Но сейчас это другое. И я хочу знать, что же именно; я хочу взвесить и проверить. Таков уж я от природы: не терплю ничего полуосознанного, неуясненного, не до конца понятого во мне самом, когда в полной моей власти вытащить это непонятное на свет божий и рассмотреть со всех сторон.
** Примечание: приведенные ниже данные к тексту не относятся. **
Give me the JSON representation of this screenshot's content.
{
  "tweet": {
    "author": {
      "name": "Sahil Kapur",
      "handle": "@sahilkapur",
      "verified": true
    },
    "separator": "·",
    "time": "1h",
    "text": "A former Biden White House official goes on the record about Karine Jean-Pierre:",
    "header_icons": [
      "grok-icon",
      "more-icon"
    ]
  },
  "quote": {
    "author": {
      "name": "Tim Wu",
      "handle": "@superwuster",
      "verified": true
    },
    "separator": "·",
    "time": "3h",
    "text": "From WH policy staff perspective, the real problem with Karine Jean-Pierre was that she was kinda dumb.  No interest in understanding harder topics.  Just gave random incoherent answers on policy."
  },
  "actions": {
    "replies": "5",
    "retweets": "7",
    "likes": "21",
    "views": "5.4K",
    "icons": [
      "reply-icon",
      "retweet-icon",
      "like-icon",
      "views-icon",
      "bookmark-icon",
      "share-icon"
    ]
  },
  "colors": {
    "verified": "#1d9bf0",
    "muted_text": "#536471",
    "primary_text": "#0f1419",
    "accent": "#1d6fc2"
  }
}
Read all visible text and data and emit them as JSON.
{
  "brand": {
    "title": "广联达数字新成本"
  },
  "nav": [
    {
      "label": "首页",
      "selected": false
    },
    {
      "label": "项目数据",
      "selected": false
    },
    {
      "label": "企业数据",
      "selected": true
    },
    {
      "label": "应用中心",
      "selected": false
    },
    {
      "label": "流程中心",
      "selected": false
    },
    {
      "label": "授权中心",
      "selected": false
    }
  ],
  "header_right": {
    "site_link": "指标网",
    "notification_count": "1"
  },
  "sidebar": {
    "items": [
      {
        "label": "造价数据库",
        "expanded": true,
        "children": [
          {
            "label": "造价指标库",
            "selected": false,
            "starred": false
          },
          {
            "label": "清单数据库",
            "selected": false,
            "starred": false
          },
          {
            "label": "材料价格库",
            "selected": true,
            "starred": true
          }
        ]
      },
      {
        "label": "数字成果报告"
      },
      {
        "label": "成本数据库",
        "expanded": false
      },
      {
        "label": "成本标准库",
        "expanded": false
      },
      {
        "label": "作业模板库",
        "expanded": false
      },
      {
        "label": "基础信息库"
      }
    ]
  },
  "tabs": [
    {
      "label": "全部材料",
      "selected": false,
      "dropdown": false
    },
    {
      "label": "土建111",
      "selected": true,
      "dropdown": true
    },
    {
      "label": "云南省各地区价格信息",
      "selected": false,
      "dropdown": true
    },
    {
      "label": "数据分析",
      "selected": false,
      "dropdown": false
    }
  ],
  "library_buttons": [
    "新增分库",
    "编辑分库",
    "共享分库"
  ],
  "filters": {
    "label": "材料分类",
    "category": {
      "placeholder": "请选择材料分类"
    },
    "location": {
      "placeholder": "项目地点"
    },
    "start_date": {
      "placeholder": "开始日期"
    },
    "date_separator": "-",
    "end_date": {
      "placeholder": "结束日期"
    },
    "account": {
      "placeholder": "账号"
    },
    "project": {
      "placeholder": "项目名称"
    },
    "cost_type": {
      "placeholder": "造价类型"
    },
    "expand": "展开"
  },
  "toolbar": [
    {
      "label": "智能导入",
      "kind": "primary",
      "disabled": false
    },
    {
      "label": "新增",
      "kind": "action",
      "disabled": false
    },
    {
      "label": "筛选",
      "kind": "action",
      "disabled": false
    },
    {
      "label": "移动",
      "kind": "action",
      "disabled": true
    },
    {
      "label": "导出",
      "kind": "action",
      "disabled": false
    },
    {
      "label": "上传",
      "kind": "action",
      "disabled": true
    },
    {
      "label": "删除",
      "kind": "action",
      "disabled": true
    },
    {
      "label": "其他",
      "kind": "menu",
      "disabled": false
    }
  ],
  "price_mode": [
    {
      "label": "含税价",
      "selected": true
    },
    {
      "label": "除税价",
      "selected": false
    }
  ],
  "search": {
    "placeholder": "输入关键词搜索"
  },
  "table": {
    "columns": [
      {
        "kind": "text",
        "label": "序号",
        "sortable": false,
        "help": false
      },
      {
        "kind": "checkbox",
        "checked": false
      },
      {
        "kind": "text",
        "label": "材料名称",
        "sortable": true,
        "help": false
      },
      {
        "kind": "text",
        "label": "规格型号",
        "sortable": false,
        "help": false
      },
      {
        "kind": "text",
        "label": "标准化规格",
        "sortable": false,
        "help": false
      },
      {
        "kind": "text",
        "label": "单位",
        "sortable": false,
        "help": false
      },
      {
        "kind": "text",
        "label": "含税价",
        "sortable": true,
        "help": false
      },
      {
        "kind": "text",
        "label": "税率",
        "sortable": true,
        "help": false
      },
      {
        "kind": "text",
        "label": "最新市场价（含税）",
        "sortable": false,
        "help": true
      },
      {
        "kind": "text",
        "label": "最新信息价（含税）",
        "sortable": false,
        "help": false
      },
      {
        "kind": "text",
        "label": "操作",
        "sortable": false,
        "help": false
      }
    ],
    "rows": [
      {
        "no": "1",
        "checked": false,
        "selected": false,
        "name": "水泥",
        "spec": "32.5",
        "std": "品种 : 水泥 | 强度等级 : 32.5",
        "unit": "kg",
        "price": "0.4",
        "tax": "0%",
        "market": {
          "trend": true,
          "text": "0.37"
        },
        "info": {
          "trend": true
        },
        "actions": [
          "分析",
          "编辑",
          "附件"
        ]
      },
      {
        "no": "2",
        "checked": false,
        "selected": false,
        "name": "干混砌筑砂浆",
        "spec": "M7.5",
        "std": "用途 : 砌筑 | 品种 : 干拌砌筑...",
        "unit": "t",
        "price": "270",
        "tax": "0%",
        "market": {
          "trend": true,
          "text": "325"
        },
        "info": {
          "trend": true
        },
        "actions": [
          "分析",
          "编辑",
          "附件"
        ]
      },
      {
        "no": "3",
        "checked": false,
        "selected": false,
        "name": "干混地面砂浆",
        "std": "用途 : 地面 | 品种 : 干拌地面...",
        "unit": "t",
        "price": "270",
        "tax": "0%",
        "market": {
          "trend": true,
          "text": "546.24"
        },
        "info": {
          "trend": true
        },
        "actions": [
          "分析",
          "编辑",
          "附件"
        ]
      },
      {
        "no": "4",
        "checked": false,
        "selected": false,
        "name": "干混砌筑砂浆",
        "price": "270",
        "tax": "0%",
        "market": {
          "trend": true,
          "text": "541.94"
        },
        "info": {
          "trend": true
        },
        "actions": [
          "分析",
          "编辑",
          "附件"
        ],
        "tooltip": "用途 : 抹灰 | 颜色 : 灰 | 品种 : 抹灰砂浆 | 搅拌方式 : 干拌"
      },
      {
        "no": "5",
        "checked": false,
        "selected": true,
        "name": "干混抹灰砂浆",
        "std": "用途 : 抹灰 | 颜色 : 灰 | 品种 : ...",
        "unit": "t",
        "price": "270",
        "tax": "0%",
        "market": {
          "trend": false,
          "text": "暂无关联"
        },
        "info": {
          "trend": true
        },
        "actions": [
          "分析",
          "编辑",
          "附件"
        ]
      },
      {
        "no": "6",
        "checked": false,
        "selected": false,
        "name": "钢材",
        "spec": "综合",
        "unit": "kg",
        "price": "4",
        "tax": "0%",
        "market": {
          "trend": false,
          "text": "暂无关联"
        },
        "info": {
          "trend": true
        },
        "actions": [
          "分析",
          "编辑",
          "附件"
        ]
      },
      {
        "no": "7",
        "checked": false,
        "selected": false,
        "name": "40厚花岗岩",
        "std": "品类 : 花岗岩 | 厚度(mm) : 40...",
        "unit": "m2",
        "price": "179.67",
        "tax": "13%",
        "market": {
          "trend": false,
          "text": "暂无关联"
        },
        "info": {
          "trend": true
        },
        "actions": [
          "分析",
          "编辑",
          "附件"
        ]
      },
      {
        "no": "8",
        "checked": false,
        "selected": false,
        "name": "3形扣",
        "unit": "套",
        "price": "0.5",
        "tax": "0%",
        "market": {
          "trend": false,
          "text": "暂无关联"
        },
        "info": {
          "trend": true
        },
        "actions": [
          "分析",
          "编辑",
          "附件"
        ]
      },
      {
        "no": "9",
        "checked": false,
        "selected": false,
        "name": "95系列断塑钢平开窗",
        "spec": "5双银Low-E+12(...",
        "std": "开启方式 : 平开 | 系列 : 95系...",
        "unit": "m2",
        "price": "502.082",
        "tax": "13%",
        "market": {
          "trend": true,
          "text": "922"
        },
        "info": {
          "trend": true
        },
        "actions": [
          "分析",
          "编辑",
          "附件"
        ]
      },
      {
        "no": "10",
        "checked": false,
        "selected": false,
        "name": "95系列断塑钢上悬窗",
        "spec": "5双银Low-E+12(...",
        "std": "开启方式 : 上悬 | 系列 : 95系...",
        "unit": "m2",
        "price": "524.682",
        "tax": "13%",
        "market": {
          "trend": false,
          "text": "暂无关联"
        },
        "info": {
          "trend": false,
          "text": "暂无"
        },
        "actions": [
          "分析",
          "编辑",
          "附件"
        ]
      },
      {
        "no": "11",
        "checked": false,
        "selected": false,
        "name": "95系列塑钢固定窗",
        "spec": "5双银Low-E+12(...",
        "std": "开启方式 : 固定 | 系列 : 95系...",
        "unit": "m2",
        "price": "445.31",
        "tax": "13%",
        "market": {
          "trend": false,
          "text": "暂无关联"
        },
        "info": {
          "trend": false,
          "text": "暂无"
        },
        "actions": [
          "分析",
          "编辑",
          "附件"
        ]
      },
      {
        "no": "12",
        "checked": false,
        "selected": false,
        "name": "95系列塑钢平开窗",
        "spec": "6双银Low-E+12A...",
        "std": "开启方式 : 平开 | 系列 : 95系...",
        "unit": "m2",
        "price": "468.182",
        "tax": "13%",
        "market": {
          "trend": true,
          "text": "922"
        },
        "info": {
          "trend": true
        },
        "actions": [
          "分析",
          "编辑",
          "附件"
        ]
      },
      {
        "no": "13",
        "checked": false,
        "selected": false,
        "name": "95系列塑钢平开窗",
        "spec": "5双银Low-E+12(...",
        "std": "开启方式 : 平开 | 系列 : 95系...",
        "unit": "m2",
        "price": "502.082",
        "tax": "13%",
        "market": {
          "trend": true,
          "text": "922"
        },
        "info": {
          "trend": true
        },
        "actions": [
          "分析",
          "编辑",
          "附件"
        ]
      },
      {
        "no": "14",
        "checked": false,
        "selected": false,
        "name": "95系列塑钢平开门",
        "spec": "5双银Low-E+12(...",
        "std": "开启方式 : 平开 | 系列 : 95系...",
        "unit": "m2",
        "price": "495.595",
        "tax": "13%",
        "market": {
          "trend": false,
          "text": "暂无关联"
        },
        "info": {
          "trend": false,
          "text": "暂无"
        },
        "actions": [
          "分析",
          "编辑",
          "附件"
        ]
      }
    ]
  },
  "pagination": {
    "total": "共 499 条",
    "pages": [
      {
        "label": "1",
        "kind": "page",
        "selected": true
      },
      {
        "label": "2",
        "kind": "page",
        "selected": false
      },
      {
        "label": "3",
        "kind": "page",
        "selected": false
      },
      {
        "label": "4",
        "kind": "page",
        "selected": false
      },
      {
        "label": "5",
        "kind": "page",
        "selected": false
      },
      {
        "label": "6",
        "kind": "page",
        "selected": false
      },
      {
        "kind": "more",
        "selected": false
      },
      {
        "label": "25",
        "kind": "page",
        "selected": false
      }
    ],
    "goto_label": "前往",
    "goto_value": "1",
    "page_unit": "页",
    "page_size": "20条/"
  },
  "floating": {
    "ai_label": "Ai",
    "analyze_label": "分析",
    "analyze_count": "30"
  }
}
Итак, давай-ка поразмыслим.

Женщина обратилась ко мне за помощью, и я обещал ей помочь. Помочь – о том, что именно это означало или могло означать впоследствии, ни она, ни я тогда не задумались. Ведь исполнить ее просьбу было так легко и просто. Это не стоило мне ни хлопот, ни тревог, скорее даже позабавило, я оказал хорошенькой женщине услугу весьма деликатного свойства, заодно зло подшутив над мерзким слугой Господним, и в тусклом мраке гнетущей меня хандры эпизод этот сверкнул алым отблеском иного мира, мне недоступного… Для нее же это был вопрос счастья, вопрос жизни – так, по крайней мере, она сама думала, да и меня сумела убедить. Хорошо, я обещал ей помочь, и я это сделал – то, что требовалось тогда сделать.